In This Episode: Think your backups are safe because you have a big RAID drive pack? Think again. Another week, another data breach …or five. Ransomware targets 911 centers. Renewable energy meet electric school buses.
This Week’s Hosts
- Randy Cassingham, founder of This is True and the Internet Spam Primer.
- Leo Notenboom, “Chief Question Answerer” at tech education site Ask Leo!
- Gary Rosenzweig host and producer of MacMost, and mobile game developer at Clever Media.
- Kevin Savetz, web site publisher and Computer Historian at Atari Podcast.

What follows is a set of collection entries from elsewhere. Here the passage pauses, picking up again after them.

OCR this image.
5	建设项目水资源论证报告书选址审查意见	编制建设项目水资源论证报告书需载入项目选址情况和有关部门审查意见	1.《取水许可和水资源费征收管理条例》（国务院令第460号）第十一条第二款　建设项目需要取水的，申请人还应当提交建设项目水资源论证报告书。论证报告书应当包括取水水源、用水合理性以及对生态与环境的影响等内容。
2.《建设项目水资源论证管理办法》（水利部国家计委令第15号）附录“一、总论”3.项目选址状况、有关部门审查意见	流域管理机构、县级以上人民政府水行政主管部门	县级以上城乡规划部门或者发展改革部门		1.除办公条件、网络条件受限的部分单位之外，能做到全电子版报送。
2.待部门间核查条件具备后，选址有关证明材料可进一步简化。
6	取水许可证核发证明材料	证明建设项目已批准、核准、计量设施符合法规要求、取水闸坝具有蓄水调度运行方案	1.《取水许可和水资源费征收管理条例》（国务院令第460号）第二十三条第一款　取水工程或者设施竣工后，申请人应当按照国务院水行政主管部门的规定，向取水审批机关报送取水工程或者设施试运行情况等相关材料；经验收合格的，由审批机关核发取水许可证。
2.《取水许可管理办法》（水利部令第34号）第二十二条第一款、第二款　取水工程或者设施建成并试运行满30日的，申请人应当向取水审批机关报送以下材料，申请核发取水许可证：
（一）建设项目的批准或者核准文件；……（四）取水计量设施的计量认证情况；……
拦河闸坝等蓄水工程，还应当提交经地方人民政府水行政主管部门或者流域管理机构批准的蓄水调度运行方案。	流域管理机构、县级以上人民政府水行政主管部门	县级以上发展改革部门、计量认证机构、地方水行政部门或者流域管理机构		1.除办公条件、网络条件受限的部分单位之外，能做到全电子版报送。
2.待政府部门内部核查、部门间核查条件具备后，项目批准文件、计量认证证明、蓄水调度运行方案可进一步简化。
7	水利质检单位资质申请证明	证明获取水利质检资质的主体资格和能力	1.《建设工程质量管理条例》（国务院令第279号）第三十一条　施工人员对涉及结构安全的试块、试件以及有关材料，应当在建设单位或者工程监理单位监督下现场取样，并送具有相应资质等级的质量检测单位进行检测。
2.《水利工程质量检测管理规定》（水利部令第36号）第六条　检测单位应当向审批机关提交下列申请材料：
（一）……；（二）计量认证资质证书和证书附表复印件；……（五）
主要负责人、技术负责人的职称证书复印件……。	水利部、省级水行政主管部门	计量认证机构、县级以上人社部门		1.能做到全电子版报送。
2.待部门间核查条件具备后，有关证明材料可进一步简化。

- Longer Bios on the Hosts page.
- In the warmup, Kevin mentioned doing a neat episode of his Atari podcast on early computer musicals, and gave an update on his eero WiFi system that he mentioned in Episode 16. Leo got a new high-quality microphone for the podcast (the same one Randy uses), the AT-2020+ (the “+” is what provides the audio going IN to the mic, as well as the computer system audio). Randy‘s RAID (“Redundant Array of Independent Disks” — formerly “Redundant Array of Inexpensive Disks”) “Network Attached Storage” backup system failed, revealing a flaw of having the redundancy (but thanks to other backups of critical files, he didn’t lose anything critical). The new NAS Randy got was the Western Digital. When buying a NAS, make sure the hard drives used are rated for continuous use; this one uses WD’s “Red” drives, which are. And Gary talked about Game AI systems — he’s writing his own for an upcoming Cribbage app.
- There was no “Breach of the Week” this week — there were five (though we were so on top of Panera Bread last week, it was really only four). Leo talked about how third parties were responsible for several (Fox Business, and the same problem seems to be behind another at Best Buy (KING-TV). Leo also mentioned a site that will help to let you know if your own info has been leaked, via Have I Been Pwned. Leo also mentioned his own Internet Safety article
- We also talked about credit locks (or a Credit Freeze).
- Randy brought up Ransomeware, which seems to be especially targeted at 911 centers, including Baltimore’s (Ars Technica). He found an Op-Ed on The Hill that’s an excellent rant on who’s really to blame about the problem (hint: you pay them with your tax money).
- Gary notes Apple now uses 100% renewable energy (Mac Rumors), and Leo notes that electric school buses are now a thing (Electrek) We thought it was dumb for an electric city bus being tested to put its batteries on the roof (it rolled over), but the manufacturer defends the idea, saying it was a driver error (Inside EVs).
1 Comment on “TEH 019: This is a RAID”
Lots of fun listening to you guys talk about old computer tech, and I mean OLD tech. Not that I’m a serious computer maven, but I’ve been mucking around with them since 1981. My first computer job (essentially just data entry) used a Northstar Horizon running CP/M. Whenever I ran into a problem or screwed something up (once I accidentally hit “Delete” and deleted all the data on the C: drive, which was only 5MB — a big deal at the time) my boss would laugh his ass off and say, “Here’s the book. Read what you need.” So I learned how they work, how disks store the data (128k 5-1/4″ floppies), and how “Delete” only replaces the first character of the filename with a “?”. There are huge holes in my knowledge base, but it’s been a fun ride from then to now. Jeeze! We get 64GB on a little piece of plastic the size of my fingernail for $30? What a long strange trip indeed.